Despite the fact that Jimmy Carter got a shellacking at the polls in 1978 and 1980, Presidents persist in pursuing the brass ring, or an elusive Nobel Prize, for brokering a Mideast Peace Settlement.

Bill Clinton tried it in 2000. He was playing out an exhausted presidency, grasping for straws. He summoned Israeli Prime Minister Ehud Barak and the "reformed" terrorist leader, Yassir Arafat, to the U.S. He tried to arrange another Camp David breakthrough. Barak made extraordinary concessions, even dangerous ones. No dice. Arafat fomented a second "intifada" against Israel. Clinton's party lost the next Presidential Election.

Then, there was the 2007 Annapolis Conference on Mideast Peace. President George W. Bush chose that week after Thanksgiving to bring a wide range of Arab and Israeli negotiators to the U.S. Naval Academy's historic Yard. Some of the Arab delegates refused to enter the same doorway as the Israelis had entered. Some peace talks. The best we can say for this effort is that it could have been worse. It might have lasted two days instead of just one. And Bush's party lost the next Presidential Election.

What was considered historic about the Annapolis Conference is that for the first time all parties agreed to a "two-state solution." Did the Arab delegates who attended, the ones who refused to enter the same doorway as the Israelis, agree that Israel would be one of those two states? Don't ask.

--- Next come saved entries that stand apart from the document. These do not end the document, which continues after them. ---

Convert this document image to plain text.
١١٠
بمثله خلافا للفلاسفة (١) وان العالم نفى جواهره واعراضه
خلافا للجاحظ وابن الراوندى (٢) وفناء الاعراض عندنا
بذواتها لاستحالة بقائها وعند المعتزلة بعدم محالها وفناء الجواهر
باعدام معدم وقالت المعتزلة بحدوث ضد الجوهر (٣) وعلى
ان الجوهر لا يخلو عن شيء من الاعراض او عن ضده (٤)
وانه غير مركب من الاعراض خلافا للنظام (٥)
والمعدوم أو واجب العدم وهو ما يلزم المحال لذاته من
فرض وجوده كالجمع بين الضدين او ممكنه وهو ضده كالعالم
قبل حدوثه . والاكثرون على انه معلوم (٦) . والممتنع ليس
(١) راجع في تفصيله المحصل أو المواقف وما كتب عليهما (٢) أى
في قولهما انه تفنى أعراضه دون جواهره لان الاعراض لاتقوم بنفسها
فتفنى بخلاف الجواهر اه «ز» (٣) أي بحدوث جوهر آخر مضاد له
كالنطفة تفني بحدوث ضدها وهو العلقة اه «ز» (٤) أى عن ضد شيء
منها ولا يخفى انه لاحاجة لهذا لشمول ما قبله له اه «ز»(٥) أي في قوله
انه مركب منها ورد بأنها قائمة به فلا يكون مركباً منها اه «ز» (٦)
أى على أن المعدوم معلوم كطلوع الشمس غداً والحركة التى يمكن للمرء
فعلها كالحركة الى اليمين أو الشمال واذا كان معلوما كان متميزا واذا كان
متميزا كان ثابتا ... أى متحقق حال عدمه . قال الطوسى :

What we have yet to hear is why the U.S. should want a Palestinian state to be formed in the Mideast. When the Israelis evacuated from Gaza and the local residents held elections, they promptly voted in Hamas, the terrorist organization. Hamas supporters stormed the residence of the late Yassir Arafat and stole his Nobel "Peace" Prize. Now, there's poetic justice.

On the West Bank, Arafat's loyal lieutenant, Abu Abbas, maintains a precarious perch. The U.S. is giving $900 million in aid to his so-called Authority for allegedly humanitarian purposes. This is where bombers use ambulances to run rockets to and from Palestinian hospitals and where children dance in mock explosive belts before PTA meetings in schools named for suicide bombers. This is what we want more of? For Peace's sake? For Pete's sake!

I was amazed to see President Obama come on TV so soon to call for a Mideast breakthrough. I didn't think he was in that much trouble on the domestic front already.
Ken Blackwell is a former U.S. ambassador to the United Nations Human Rights Commission and a senior fellow at the Family Research Council.